ウェブに書くということ

書かれたものは、書かれた瞬間に書くものの手を離れ、匿名の空間に投げ出される、とは、エクリチュールを巡る現代思想の十八番みたいな定式(かなり乱暴ですよ、もちろん)ですけれど、ブログとかコメントとかで話すことと同じ感覚で簡単に書けるようになってくると、結構ドラスティックな問題を提示するように思われます。

『全体性と無限』におけるレヴィナスのように、一義性が確保されなければならないみたいなことはいわないにせよ、一般に書かれたものよりも話されたものの方が、文脈依存度が高く、ピンポイントで意味を発生させればそれでよいと見なされているのであれば、それが同時に書かれることによって多元的な解釈の可能性に開かれるということは、かなりの危険が伴うことになるでしょう。
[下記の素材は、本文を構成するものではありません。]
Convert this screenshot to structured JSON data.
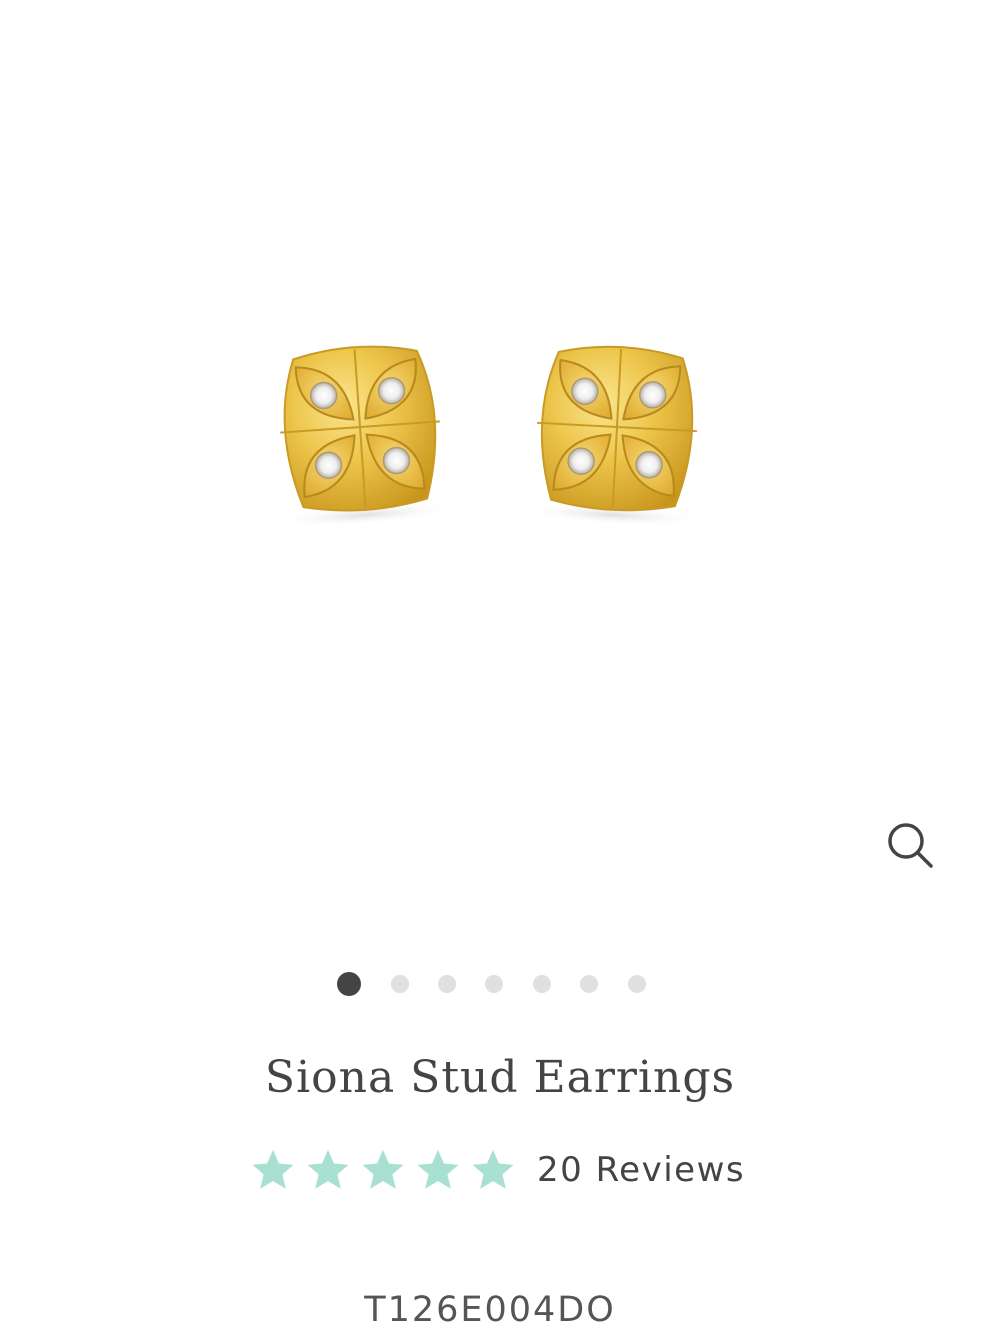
{
  "product": {
    "title": "Siona Stud Earrings",
    "image_alt": "earrings-product-photo",
    "rating": 5,
    "max_rating": 5,
    "reviews_label": "20 Reviews",
    "sku": "T126E004DO"
  },
  "gallery": {
    "slide_count": 7,
    "active_slide": 1,
    "zoom_icon": "magnifier-icon"
  },
  "colors": {
    "star": "#a8e0d2",
    "gold": "#e6bd3e",
    "dot_active": "#444444",
    "dot_inactive": "#e0e0e0",
    "text": "#444444"
  }
}
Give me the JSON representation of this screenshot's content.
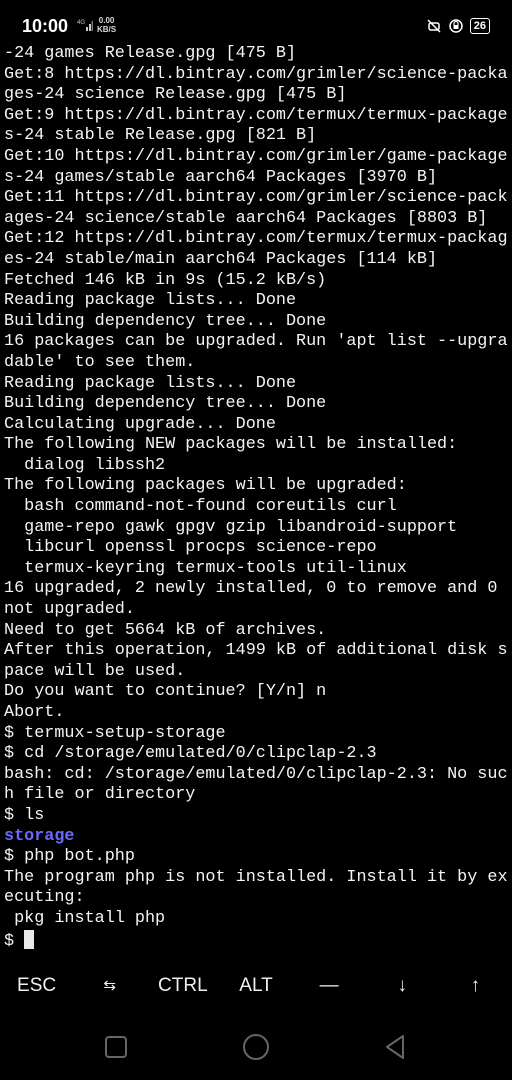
{
  "status_bar": {
    "time": "10:00",
    "network_type": "4G",
    "speed_value": "0.00",
    "speed_unit": "KB/S",
    "battery_level": "26",
    "icons": [
      "signal-icon",
      "mute-icon",
      "alarm-icon",
      "battery-icon"
    ]
  },
  "terminal": {
    "lines": [
      "-24 games Release.gpg [475 B]",
      "Get:8 https://dl.bintray.com/grimler/science-packa",
      "ges-24 science Release.gpg [475 B]",
      "Get:9 https://dl.bintray.com/termux/termux-package",
      "s-24 stable Release.gpg [821 B]",
      "Get:10 https://dl.bintray.com/grimler/game-package",
      "s-24 games/stable aarch64 Packages [3970 B]",
      "Get:11 https://dl.bintray.com/grimler/science-pack",
      "ages-24 science/stable aarch64 Packages [8803 B]",
      "Get:12 https://dl.bintray.com/termux/termux-packag",
      "es-24 stable/main aarch64 Packages [114 kB]",
      "Fetched 146 kB in 9s (15.2 kB/s)",
      "Reading package lists... Done",
      "Building dependency tree... Done",
      "16 packages can be upgraded. Run 'apt list --upgra",
      "dable' to see them.",
      "Reading package lists... Done",
      "Building dependency tree... Done",
      "Calculating upgrade... Done",
      "The following NEW packages will be installed:",
      "  dialog libssh2",
      "The following packages will be upgraded:",
      "  bash command-not-found coreutils curl",
      "  game-repo gawk gpgv gzip libandroid-support",
      "  libcurl openssl procps science-repo",
      "  termux-keyring termux-tools util-linux",
      "16 upgraded, 2 newly installed, 0 to remove and 0",
      "not upgraded.",
      "Need to get 5664 kB of archives.",
      "After this operation, 1499 kB of additional disk s",
      "pace will be used.",
      "Do you want to continue? [Y/n] n",
      "Abort.",
      "$ termux-setup-storage",
      "$ cd /storage/emulated/0/clipclap-2.3",
      "bash: cd: /storage/emulated/0/clipclap-2.3: No suc",
      "h file or directory",
      "$ ls",
      "storage",
      "$ php bot.php",
      "The program php is not installed. Install it by ex",
      "ecuting:",
      " pkg install php"
    ],
    "prompt": "$ ",
    "directory_color": "#6a6aff"
  },
  "extra_keys": [
    {
      "label": "ESC",
      "name": "esc-key"
    },
    {
      "label": "⇆",
      "name": "tab-key"
    },
    {
      "label": "CTRL",
      "name": "ctrl-key"
    },
    {
      "label": "ALT",
      "name": "alt-key"
    },
    {
      "label": "—",
      "name": "dash-key"
    },
    {
      "label": "↓",
      "name": "arrow-down-key"
    },
    {
      "label": "↑",
      "name": "arrow-up-key"
    }
  ],
  "nav_bar": {
    "icons": [
      "recents-icon",
      "home-icon",
      "back-icon"
    ]
  }
}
ドゥルーズのように、発言責任が帰着される人格なるものもまた、結局仮構されたものなのだから、どのような表現もすべての事象と横断可能になるのは当たり前と割り切れるならばよいのですけれど、様々な「イデオロギー」によって、実際に社会的な責任をとらされてしまう可能性があるわけだからやっぱり怖い。将来的には、自分でウェブに書くことで「ソニック・ブーム」を引き起こしてしまったり、そうではなくとも、よくある芸能人的な人格の乖離現象(マリリン・モンローとノーマ・ジーンとか)みたいなのに陥るひとも出てくるのではないでしょうか。